The Dinosaur Heresies was written around the same time as Gauthier’s (and others’) cladistic re-examinations of the Dinosauria; such re-examinations reaffirmed that Saurischia and Ornithischia are, indeed, monophyletic, and that sauropods are members of the former.

Given that the only categories considered in cladistics are those of “organism together with all its decendants”, where does that leave the prokaryotes? All eukaryotes are decended from prokaryotes, so any clade which contained all prokaryotes would necessarily contain all other organisms, as well. So how does cladistics refer to prokaryotes, as a group?

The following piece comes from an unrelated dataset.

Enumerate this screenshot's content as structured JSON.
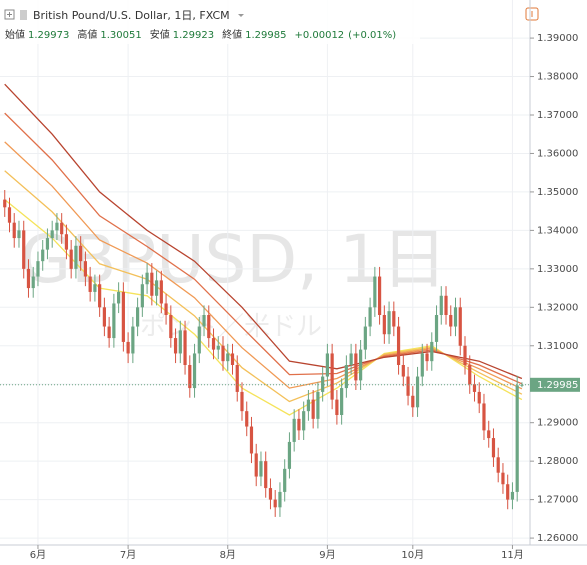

Well, the issue is most easily resolved by simply not adhering to the eukaryote / prokaryote dichotomy. If eukaryotes descended from prokaryotes, but are considered separately, then “prokaryotes” (as typically defined) is necessarily paraphyletic, thus not a natural clade.

Generally speaking, prokaryotes are thought to have descended from an Archaeobacterial ancestor, somtime prior to the Aerchaeobacteria / Eubacteria split. See here for a visual. Note, however, thast the monophyly of Archaea itself is also questionable (things do get a little fuzzy when looking back towards the origins of life, after all); see the Tree of Life page.

As I read this stuff (with much interest) I have to keep reminding myself that “split” doesn’t mean the same here as it does in real life. Not like an actual branch of an actual tree. In this thread’s context “split” means “diverged from over a heck of a long time”.
Thanks, that Tree of Life is a great page.